His lordship was ready. He came forward to meet them and when he did so, Robin knew—though he seemed to be part of the dimness and to come out of a dream—that she need feel no further uncertainties or fears. That which was to take place would move forward without let or hindrance to its end. That was what one always felt in his presence.

In a few minutes they were standing in a part of the church which would have seemed darker than any other shadow-filled corner but that a dim light burned on a small altar and a clergyman whose white vestments made him look wraithlike and very tall waited before it and after a few moments of solemn silence began to read from the prayer book he held in his hand.

There were strange passings and repassings through Robin's mind as she made her low responses—memories of the hours when she had asked herself if she were still alive—if she were not dead as Donal was, but walking about without having found it out. It was as though this must be true now and her own voice and Lord Coombe's and the clergyman's only ghosts' voices. They were so low and unlike real voices and when they floated away among the shadows, low ghastly echoes seemed to float with them.

"I will," she heard herself say, and also other things the clergyman told her to repeat after him and when Lord Coombe spoke she could scarcely understand because it was all like a dream and did not matter.
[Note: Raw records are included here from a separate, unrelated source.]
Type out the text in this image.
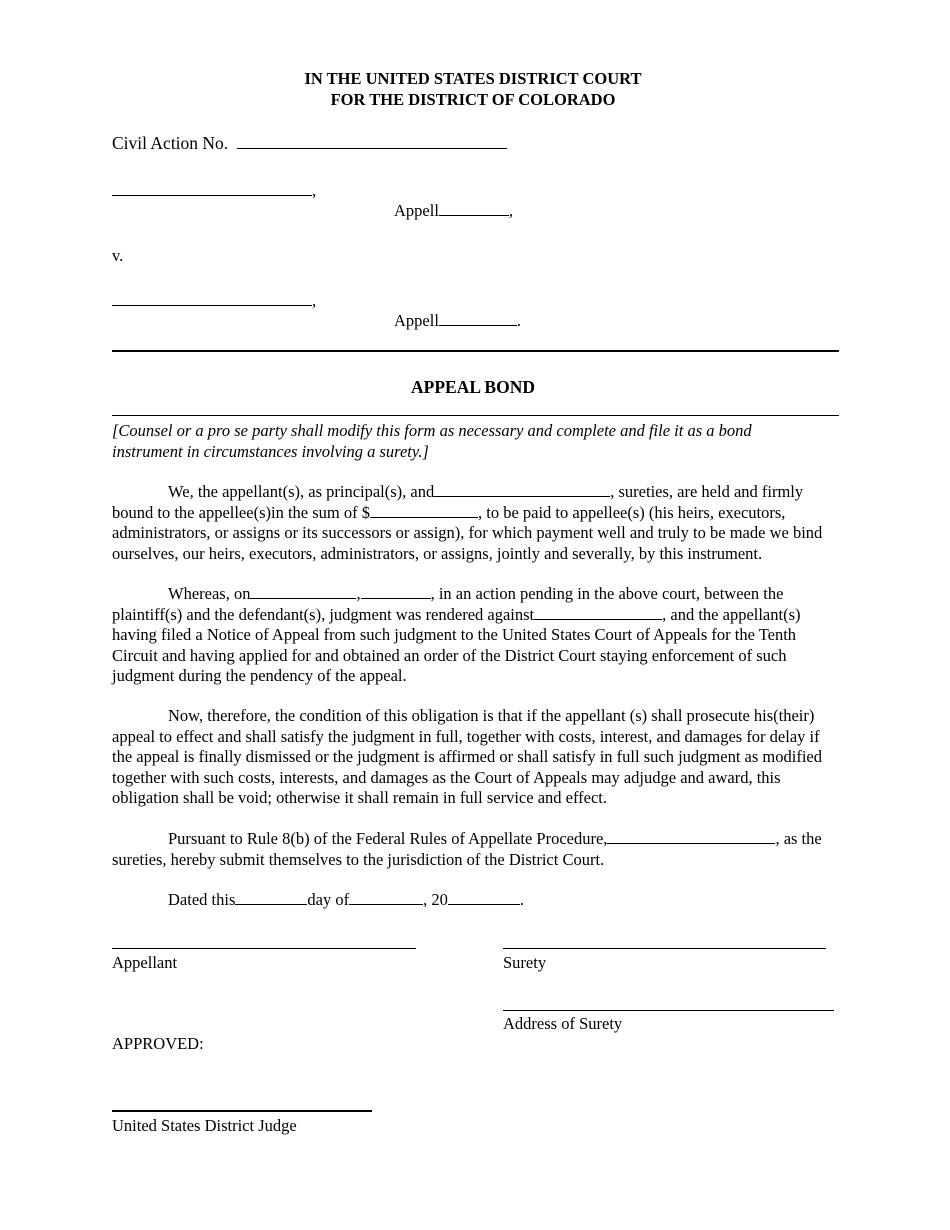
IN THE UNITED STATES DISTRICT COURT
FOR THE DISTRICT OF COLORADO
Civil Action No.
,
Appell	,
v.
,
Appell	.
APPEAL BOND
[Counsel or a pro se party shall modify this form as necessary and complete and file it as a bond instrument in circumstances involving a surety.]
We, the appellant(s), as principal(s), and	, sureties, are held and firmly bound to the appellee(s)in the sum of $	, to be paid to appellee(s) (his heirs, executors, administrators, or assigns or its successors or assign), for which payment well and truly to be made we bind ourselves, our heirs, executors, administrators, or assigns, jointly and severally, by this instrument.
Whereas, on	,	, in an action pending in the above court, between the plaintiff(s) and the defendant(s), judgment was rendered against	, and the appellant(s) having filed a Notice of Appeal from such judgment to the United States Court of Appeals for the Tenth Circuit and having applied for and obtained an order of the District Court staying enforcement of such judgment during the pendency of the appeal.
Now, therefore, the condition of this obligation is that if the appellant (s) shall prosecute his(their) appeal to effect and shall satisfy the judgment in full, together with costs, interest, and damages for delay if the appeal is finally dismissed or the judgment is affirmed or shall satisfy in full such judgment as modified together with such costs, interests, and damages as the Court of Appeals may adjudge and award, this obligation shall be void; otherwise it shall remain in full service and effect.
Pursuant to Rule 8(b) of the Federal Rules of Appellate Procedure,	, as the sureties, hereby submit themselves to the jurisdiction of the District Court.
Dated this	day of	, 20	.
Appellant	Surety
Address of Surety
APPROVED:
United States District Judge
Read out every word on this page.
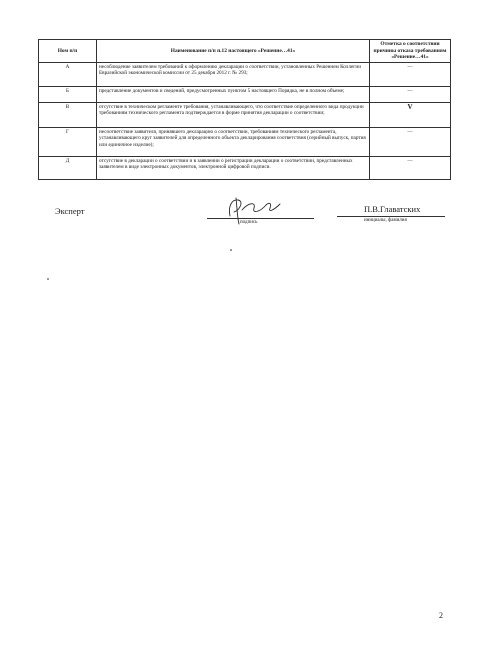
Ном п/п	Наименование п/п п.12 настоящего «Решение…41»	Отметка о соответствии причины отказа требованиям «Решение…41»
А	несоблюдение заявителем требований к оформлению декларации о соответствии, установленных Решением Коллегии Евразийской экономической комиссии от 25 декабря 2012 г. № 293;	—
Б	представление документов и сведений, предусмотренных пунктом 5 настоящего Порядка, не в полном объеме;	—
В	отсутствие в техническом регламенте требования, устанавливающего, что соответствие определенного вида продукции требованиям технического регламента подтверждается в форме принятия декларации о соответствии;	V
Г	несоответствие заявителя, принявшего декларацию о соответствии, требованиям технического регламента, устанавливающего круг заявителей для определенного объекта декларирования соответствия (серийный выпуск, партия или единичное изделие);	—
Д	отсутствие в декларации о соответствии и в заявлении о регистрации декларации о соответствии, представленных заявителем в виде электронных документов, электронной цифровой подписи.	—
Эксперт
подпись
П.В.Главатских
инициалы, фамилия
2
Once she turned so cold and white and trembled so that Dowie made an involuntary movement towards her, but Lord Coombe's quiet firmness held her swaying body and though the clergyman paused a moment the trembling passed away and the ceremony went on. She had begun to tremble because she remembered that the other marriage had seemed like a dream in another world than this—a world which was so alive that she had trembled and thrilled with exquisite living. And because Donal knew how frightened she was he had stood so close to her that she had felt the dear warmness of his body. And he had held her hand quite tight when he took it and his "I will" had been beautiful and clear. And when he had put on the borrowed ring he had drawn her eyes up to the blue tarn of his own. Donal was killed! Perhaps the young chaplain had been killed too. And she was being married to Lord Coombe who was an old man and did not stand close to her, whose hand scarcely held hers at all—but who was putting on a ring.

Her eyes—her hunted young doe's eyes—lifted themselves. Lord Coombe met them and understood. Strangely she knew he understood—that he knew what she was thinking about. For that one moment there came into his eyes a look which might not have been his own, and vaguely she knew that it held strange understanding and he was sorry for her—and for Donal and for everything in the world.